Prof Benton adds: "The UK can never be entirely self-sufficient, but buying more food locally will increase our resilience to these risks."

Mr Yates, who had supported remaining in the EU before last year's referendum, says the Leave vote has created a lot of uncertainty in the industry. But he says Brexit also presents British farming with a golden opportunity – if the Government plays its role.

"Brexit is a great opportunity for the Government to get behind British farmers," he says.

"They will no longer be bound by EU law, they can back British farmers 100 per cent by buying British food for our hospitals, prisons, and schools," he says.

"It will save on food miles, and will be good for the environment."

Jeremy Lowe, Staffordshire adviser to the National Farmers' Union, points out that farming is the bedrock of the largest manufacturing sector in the UK, with the British food and drink industry worth £108 billion to the economy, and providing jobs for 3.9 million people.

He agrees with Mr Yates that Brexit provides an opportunity for Britain to move towards self-sufficiency.

“For every £1 invested in British farms, farming delivers £7.40 back to the economy," says Mr Lowe.

“With Brexit we have a unique and historic opportunity to influence a policy that could ensure British farming, the nation’s food production and the iconic British countryside thrives, not just survives."

But Mr Lowe says farmers and other areas of the food supply chain will need to work more closely together if they are serious about taking on cut-price imports.

His counterpart in Shropshire, Jonathan Evans, says the country's ability to feed itself is an important measure of how it is doing.

"Self-sufficiency is an important yardstick for measuring how competitive we are and how much we produce, and doesn’t mean limiting or reducing exports," he says.

“Shropshire farmers and growers are proud to produce quality, tasty and affordable food, while looking after the environment and adhering to world-class welfare standards.

“We know that 85 per cent of the public have said they want to see more British food on the shelves and there is a real opportunity to get more British food on their plates.

“The NFU is lobbying to help boost the productive potential of farming, stimulating investment and ensuring that the drive to increase British food production is at the heart of every government department."

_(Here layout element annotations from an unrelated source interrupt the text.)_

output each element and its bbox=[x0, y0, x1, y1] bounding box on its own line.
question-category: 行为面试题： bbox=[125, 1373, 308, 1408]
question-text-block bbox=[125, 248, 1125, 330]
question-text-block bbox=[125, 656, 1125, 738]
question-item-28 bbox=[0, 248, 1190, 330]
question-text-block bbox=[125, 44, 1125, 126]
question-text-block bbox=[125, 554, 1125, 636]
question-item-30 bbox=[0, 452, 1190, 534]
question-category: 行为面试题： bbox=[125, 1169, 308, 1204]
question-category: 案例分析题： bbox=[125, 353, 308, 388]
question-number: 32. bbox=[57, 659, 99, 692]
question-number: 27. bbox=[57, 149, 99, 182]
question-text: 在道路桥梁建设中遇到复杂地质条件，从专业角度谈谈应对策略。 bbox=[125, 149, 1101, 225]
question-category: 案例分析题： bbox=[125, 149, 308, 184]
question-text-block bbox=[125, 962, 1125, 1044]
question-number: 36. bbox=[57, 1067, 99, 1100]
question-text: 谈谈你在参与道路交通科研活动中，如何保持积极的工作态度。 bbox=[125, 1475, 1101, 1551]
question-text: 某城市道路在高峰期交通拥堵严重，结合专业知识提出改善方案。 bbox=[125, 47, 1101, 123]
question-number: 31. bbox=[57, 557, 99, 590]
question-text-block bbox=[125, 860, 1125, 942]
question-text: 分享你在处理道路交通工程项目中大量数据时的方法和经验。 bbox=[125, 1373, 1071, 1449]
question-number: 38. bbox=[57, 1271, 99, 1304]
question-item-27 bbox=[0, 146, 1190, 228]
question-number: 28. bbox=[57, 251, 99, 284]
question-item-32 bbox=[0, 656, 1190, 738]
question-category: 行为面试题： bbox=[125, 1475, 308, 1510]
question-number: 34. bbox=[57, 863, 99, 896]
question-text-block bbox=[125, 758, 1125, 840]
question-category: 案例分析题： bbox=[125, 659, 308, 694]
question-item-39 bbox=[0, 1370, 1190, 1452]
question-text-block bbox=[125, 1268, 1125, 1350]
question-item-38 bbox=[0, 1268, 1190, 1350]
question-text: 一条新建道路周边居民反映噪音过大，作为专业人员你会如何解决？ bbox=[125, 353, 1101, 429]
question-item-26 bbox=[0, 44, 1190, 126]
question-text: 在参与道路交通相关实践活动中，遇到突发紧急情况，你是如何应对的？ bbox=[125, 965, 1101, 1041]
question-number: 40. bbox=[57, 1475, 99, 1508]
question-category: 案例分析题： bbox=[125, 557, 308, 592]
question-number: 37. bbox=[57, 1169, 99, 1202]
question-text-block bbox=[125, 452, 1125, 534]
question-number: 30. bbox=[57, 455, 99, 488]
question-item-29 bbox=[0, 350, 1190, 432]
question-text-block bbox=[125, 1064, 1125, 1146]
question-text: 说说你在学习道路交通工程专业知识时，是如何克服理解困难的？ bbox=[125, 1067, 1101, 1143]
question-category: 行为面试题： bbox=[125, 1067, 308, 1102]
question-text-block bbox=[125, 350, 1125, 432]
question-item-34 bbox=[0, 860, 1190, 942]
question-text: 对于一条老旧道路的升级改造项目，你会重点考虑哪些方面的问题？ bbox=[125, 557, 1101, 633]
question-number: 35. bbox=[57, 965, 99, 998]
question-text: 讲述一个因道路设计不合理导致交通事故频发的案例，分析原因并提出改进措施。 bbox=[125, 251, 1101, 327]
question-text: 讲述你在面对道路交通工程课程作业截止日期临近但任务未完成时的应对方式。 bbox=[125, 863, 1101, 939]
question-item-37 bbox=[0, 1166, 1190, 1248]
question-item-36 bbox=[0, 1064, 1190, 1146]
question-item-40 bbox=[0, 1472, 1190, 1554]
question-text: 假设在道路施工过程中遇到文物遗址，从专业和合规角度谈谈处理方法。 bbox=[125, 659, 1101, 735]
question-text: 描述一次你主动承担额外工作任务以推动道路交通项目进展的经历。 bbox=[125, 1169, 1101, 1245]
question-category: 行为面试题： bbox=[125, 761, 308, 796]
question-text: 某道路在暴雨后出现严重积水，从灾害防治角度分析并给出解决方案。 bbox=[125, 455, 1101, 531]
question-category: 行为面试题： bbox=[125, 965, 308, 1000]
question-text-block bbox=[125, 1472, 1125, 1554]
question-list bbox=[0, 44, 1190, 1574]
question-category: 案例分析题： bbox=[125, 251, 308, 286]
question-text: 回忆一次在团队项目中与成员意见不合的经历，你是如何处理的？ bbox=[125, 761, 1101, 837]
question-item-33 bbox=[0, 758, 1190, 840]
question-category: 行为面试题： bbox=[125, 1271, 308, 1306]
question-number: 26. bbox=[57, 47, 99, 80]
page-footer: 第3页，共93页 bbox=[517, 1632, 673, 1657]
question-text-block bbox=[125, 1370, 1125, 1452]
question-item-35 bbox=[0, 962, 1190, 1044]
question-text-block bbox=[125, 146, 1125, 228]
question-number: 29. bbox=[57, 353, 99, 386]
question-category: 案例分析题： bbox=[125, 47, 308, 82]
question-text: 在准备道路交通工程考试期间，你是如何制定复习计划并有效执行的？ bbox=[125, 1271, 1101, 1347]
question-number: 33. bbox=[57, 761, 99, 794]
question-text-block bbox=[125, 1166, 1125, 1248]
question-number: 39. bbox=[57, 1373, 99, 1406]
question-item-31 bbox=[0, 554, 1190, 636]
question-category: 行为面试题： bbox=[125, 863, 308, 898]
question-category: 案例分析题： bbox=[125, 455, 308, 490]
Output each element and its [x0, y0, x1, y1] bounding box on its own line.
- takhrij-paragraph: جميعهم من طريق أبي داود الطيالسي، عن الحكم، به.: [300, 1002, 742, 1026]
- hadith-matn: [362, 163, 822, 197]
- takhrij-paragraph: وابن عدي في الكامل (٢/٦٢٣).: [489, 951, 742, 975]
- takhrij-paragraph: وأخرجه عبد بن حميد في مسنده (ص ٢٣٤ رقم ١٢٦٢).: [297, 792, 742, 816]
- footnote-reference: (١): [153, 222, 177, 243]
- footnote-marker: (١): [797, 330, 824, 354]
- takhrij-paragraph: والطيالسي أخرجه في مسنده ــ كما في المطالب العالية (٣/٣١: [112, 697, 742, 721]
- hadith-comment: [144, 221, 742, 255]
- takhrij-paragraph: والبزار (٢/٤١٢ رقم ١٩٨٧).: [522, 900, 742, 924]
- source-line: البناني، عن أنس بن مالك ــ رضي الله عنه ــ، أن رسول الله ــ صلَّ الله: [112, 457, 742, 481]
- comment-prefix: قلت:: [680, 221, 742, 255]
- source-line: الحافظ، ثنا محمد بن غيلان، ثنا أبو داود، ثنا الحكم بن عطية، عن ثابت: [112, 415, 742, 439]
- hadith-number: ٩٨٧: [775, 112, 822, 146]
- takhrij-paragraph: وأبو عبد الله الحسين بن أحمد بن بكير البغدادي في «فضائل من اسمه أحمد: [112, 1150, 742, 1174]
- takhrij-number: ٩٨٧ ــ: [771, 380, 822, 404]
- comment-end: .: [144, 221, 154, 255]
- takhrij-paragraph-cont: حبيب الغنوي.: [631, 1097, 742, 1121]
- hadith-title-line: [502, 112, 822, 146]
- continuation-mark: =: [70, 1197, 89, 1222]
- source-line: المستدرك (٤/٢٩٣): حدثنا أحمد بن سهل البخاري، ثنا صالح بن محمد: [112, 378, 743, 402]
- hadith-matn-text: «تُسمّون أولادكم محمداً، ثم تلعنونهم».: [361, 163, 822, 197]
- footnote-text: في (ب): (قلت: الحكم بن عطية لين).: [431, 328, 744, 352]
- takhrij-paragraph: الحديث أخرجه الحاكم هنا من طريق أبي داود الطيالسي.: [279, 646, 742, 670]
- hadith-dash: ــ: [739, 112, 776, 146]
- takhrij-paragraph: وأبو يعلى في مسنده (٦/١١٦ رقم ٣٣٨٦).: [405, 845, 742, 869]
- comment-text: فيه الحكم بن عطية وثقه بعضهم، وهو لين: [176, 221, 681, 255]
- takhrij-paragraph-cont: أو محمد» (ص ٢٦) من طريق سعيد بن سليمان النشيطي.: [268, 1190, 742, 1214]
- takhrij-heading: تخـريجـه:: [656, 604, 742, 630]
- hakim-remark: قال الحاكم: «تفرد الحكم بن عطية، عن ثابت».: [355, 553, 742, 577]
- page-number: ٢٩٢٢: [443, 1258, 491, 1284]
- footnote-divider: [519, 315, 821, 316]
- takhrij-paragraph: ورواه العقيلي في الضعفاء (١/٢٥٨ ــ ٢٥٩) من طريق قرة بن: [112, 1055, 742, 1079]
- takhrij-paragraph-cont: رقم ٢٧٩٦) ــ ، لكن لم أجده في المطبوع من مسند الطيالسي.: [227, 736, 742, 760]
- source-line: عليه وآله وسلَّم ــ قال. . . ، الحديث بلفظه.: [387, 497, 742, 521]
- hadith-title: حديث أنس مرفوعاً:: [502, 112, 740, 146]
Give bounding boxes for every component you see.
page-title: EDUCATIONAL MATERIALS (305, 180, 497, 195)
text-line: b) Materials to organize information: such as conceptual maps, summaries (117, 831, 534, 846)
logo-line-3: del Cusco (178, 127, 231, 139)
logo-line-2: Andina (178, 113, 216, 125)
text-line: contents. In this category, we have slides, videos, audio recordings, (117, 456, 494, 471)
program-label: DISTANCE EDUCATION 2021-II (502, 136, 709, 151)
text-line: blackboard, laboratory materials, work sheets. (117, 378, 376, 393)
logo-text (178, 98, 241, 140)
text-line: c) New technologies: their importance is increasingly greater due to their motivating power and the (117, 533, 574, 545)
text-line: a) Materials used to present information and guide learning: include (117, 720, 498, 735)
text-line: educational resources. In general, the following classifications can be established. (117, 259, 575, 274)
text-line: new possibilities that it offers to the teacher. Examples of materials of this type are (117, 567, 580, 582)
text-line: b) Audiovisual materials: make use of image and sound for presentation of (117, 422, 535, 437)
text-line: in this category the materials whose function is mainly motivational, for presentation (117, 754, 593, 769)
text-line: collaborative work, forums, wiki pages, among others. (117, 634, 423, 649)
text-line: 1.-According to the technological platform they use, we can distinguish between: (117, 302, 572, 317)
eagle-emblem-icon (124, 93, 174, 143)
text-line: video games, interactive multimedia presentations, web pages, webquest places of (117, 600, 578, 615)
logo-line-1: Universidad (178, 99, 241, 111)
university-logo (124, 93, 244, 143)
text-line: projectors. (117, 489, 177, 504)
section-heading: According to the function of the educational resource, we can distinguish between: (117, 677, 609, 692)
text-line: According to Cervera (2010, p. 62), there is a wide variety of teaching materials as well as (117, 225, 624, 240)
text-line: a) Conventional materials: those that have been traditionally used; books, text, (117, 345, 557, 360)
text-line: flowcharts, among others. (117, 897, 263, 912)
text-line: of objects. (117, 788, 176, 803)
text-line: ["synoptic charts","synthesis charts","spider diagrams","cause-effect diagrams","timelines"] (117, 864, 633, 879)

Former environment secretary Owen Paterson has also called for Britain's public sector to adopt a "Buy British" policy when we leave the EU.

The NFU says both Shropshire and Staffordshire councils have good track records in supporting their local farm industries, but more can still be done in our hospitals, schools and other public services.

However, Mr Udale says Britain will only be able to return to the days when more than three-quarters of our food is home-grown if there is a change of attitude among consumers about what they eat and when.

"People have become used to eating strawberries in January, even if that means they are being flown from California," he says.

"The customer is always right, and we will always try to give the customer what they want, but I think we would be better off if we went back to eating things when they are in season.

"We won't be able to get back to producing 80 per cent of what we eat unless the public accepts that, and that would mean a bit of education. But I do think we might begin to see the pendulum swinging the other way."